The Great British Eccentric has also been a feature of this race and we have been all the richer for them. The Legion of Frontiersmen has always attracted its share of individual thinkers and of eccentrics. In its early days it attracted a few men of power but a far greater number of men of influence. Over the years, its eccentricities have steadily whittled away its influential support until now it is but a pale shadow of its original self. Its decline has mirrored the decline of British influence abroad. As Britain lost its colonies, so the Legion lost members. Its strength in the U.K. is small and it is probably strongest of all in New Zealand where it still flourishes as a symbol of old values which have diminishing worth in Britain. A note in a Colonial Office file (CO323) from the 1930’s about the Legion of Frontiersmen, Hong Kong, written by Col. H.R. Pownall tells us quite a bit about the members of the Legion:
“I have some knowledge of the Legion of Frontiersmen in this country. They are mostly, but not entirely, men of middle age – or older, who have “Knocked about” a good deal and like the glamour of a Stetson hat, boots and breeches, and a revolver holster, who, to their great credit, wish to have a useful function in emergency but are of too independent a spirit to stomach the bonds of army discipline in peace.”

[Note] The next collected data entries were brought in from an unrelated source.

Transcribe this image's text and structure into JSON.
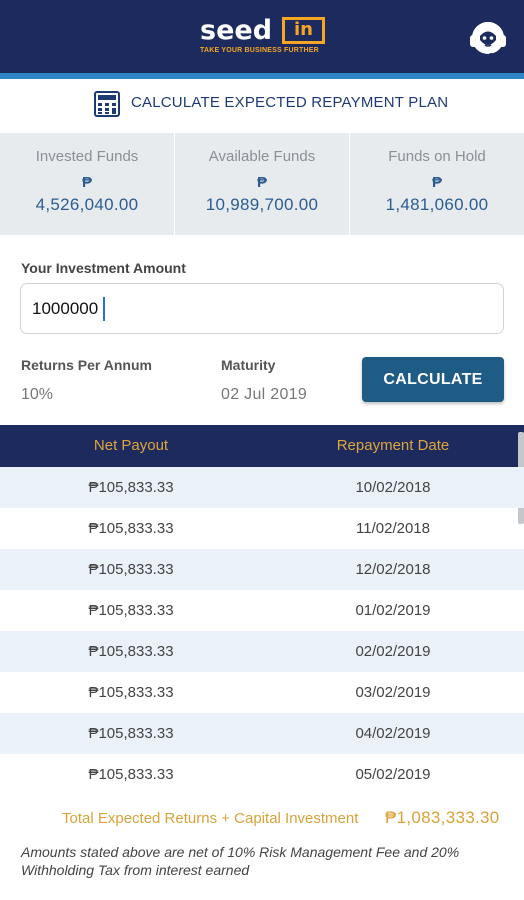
{
  "header": {
    "logo_word": "seed",
    "logo_in": "in",
    "logo_tagline": "TAKE YOUR BUSINESS FURTHER",
    "bg_color": "#1c2a5e",
    "accent_color": "#f5a623",
    "support_icon": "support-agent-icon"
  },
  "calculator": {
    "title": "CALCULATE EXPECTED REPAYMENT PLAN",
    "icon": "calculator-icon"
  },
  "funds": [
    {
      "label": "Invested Funds",
      "currency": "₱",
      "value": "4,526,040.00"
    },
    {
      "label": "Available Funds",
      "currency": "₱",
      "value": "10,989,700.00"
    },
    {
      "label": "Funds on Hold",
      "currency": "₱",
      "value": "1,481,060.00"
    }
  ],
  "investment": {
    "label": "Your Investment Amount",
    "value": "1000000",
    "returns_label": "Returns Per Annum",
    "returns_value": "10%",
    "maturity_label": "Maturity",
    "maturity_value": "02 Jul 2019",
    "button_label": "CALCULATE"
  },
  "table": {
    "headers": [
      "Net Payout",
      "Repayment Date"
    ],
    "rows": [
      {
        "payout": "₱105,833.33",
        "date": "10/02/2018"
      },
      {
        "payout": "₱105,833.33",
        "date": "11/02/2018"
      },
      {
        "payout": "₱105,833.33",
        "date": "12/02/2018"
      },
      {
        "payout": "₱105,833.33",
        "date": "01/02/2019"
      },
      {
        "payout": "₱105,833.33",
        "date": "02/02/2019"
      },
      {
        "payout": "₱105,833.33",
        "date": "03/02/2019"
      },
      {
        "payout": "₱105,833.33",
        "date": "04/02/2019"
      },
      {
        "payout": "₱105,833.33",
        "date": "05/02/2019"
      }
    ]
  },
  "summary": {
    "total_label": "Total Expected Returns + Capital Investment",
    "total_value": "₱1,083,333.30",
    "note": "Amounts stated above are net of 10% Risk Management Fee and 20% Withholding Tax from interest earned"
  }
}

As to the men of influence and, in some cases, of power who belonged to, or passionately supported, the Legion in its halcyon days before 1939, they read like pages from “Who’s Who”. Names from Prince Louis of Battenberg to General Smuts, from Arthur Conan Doyle to Edgar Wallace, politicians like Leo Amery, newspaper tycoons like Viscount Burnham, all served the Legion. They attracted adventurers, authors and naturalists, such as F.C. Selous, Cherry Kearton, Rider Haggard, Erskine Childers. Some of the names and stories will surprise. Before the Second World War, The Happy Valley set in Kenya were keen on the Frontiersmen. The victim of the murder scandal, the Earl of Errol was a Captain in the Legion and commanded a Troop. All of this came from the idea of a minor author, keen adventurer, patriot but great dreamer: a man forgotten today but in his lifetime a nationally known figure. This man never received honour from the country he loved with an undying passion, mainly because he took to his death the suspicion that he may have murdered a man in the wilds of Canada at the 1899 Gold Rush. It was not until 40 years after his death that, working with a journalist in Canada, I was able to unearth enough facts to exonerate him completely and suggest what did happen to the disappeared baronet, Sir Arthur Curtis on one tragic day.

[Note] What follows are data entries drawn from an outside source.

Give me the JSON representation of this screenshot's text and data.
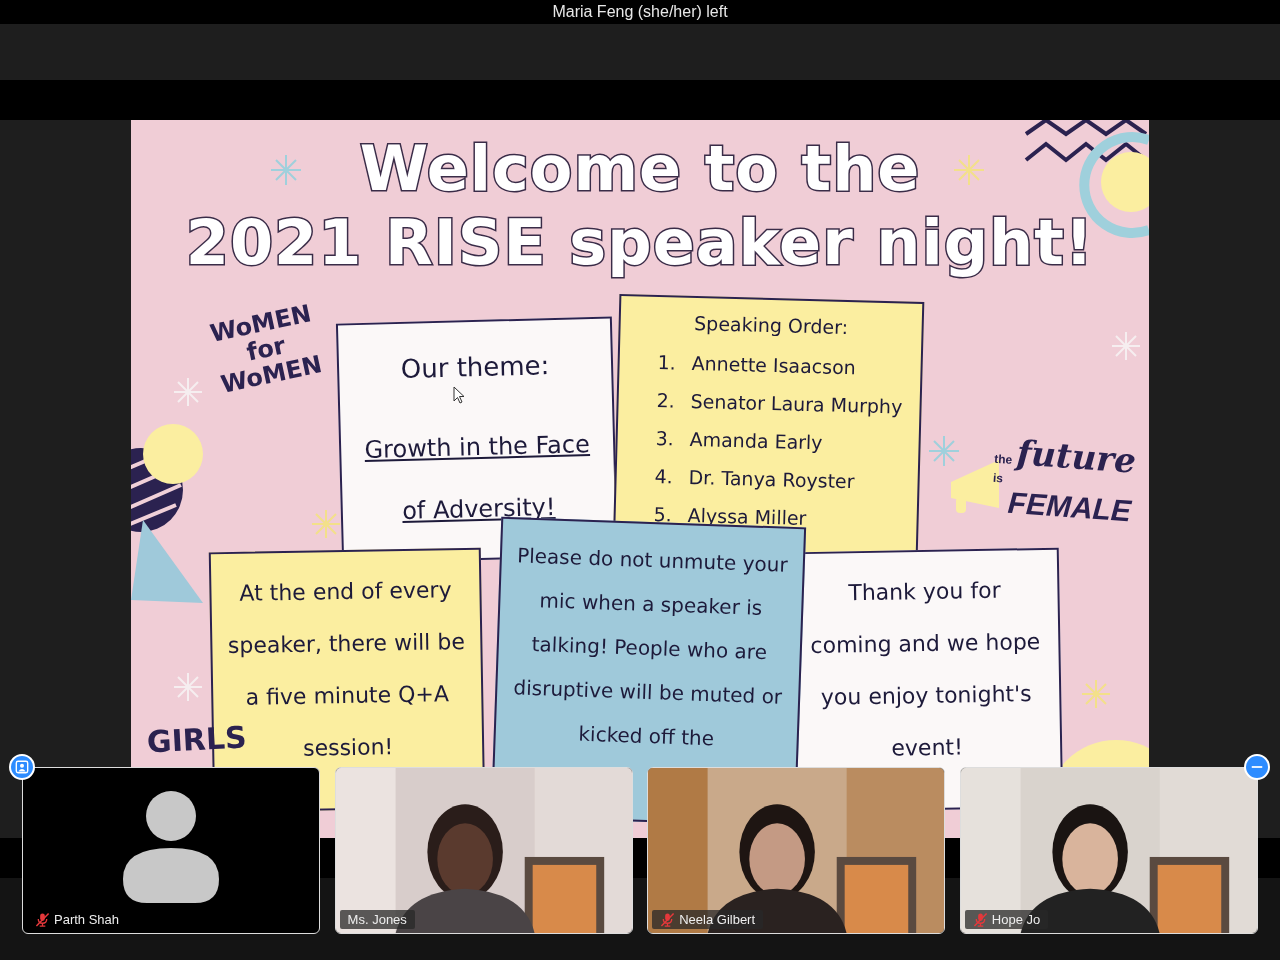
{
  "meeting": {
    "banner": "Maria Feng (she/her) left"
  },
  "slide": {
    "title_lines": [
      "Welcome to the",
      "2021 RISE speaker night!"
    ],
    "logos": [
      {
        "kind": "women",
        "text": "WoMEN for WoMEN"
      },
      {
        "kind": "future",
        "small": "the",
        "main": "future",
        "tail": "is",
        "big": "FEMALE"
      },
      {
        "kind": "girls",
        "text": "GIRLS"
      }
    ],
    "notes": [
      {
        "kind": "theme",
        "color": "#fbf8f8",
        "heading": "Our theme:",
        "text": "Growth in the Face of Adversity!"
      },
      {
        "kind": "list",
        "color": "#fbeea0",
        "heading": "Speaking Order:",
        "items": [
          {
            "number": "1.",
            "name": "Annette Isaacson"
          },
          {
            "number": "2.",
            "name": "Senator Laura Murphy"
          },
          {
            "number": "3.",
            "name": "Amanda Early"
          },
          {
            "number": "4.",
            "name": "Dr. Tanya Royster"
          },
          {
            "number": "5.",
            "name": "Alyssa Miller"
          }
        ]
      },
      {
        "kind": "text",
        "color": "#fbeea0",
        "text": "At the end of every speaker, there will be a five minute Q+A session!"
      },
      {
        "kind": "text",
        "color": "#9fc9da",
        "text": "Please do not unmute your mic when a speaker is talking! People who are disruptive will be muted or kicked off the"
      },
      {
        "kind": "text",
        "color": "#fbf8f8",
        "text": "Thank you for coming and we hope you enjoy tonight's event!"
      }
    ]
  },
  "participants": [
    {
      "name": "Parth Shah",
      "video": false,
      "muted": true
    },
    {
      "name": "Ms. Jones",
      "video": true,
      "muted": false
    },
    {
      "name": "Neela Gilbert",
      "video": true,
      "muted": true
    },
    {
      "name": "Hope Jo",
      "video": true,
      "muted": true
    }
  ]
}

Not only has the Founder of the Legion been unjustly forgotten, but the effect of the Legion of Frontiersmen on the history of Great Britain, the old Empire and the Commonwealth has been ignored. It is a startling fact that Britain came very close to handing to the amateurs of the Legion the tasks that were undertaken by what became M.I.5 and M.I.6. In the years between the two World Wars, it was impossible to see any parade in any substantial town or city throughout Britain (and many of its overseas Dominions) without the strong presence of the Frontiersmen in their distinctive uniform.
Another influence of the Frontiersmen was in the formation of the L.D.V. (Home Guard). Writers have regularly commented how the Home Guard in its early days rebelled against the authority of the War Office, often wishing to go its own way and even electing its officers by democratic ballot. This independence was a direct influence of the methods of the Frontiersmen. Certainly in the first half of its life, the whole influence of the Legion of Frontiersmen, sprang from the ideas and ideals of one unsung patriot, but taken up by a growing number of men and to a lesser extent women. These men, whose power in the world about them varied from considerable to insignificant, all shared the same aims of the Legion, of “mutual fellowship and service to the State in times of need”. The great majority were Royalists, but all were patriots. Many thousands of Frontiersmen made the ultimate sacrifice and were content in that sacrifice to be “forgotten as becomes a Frontiersman.”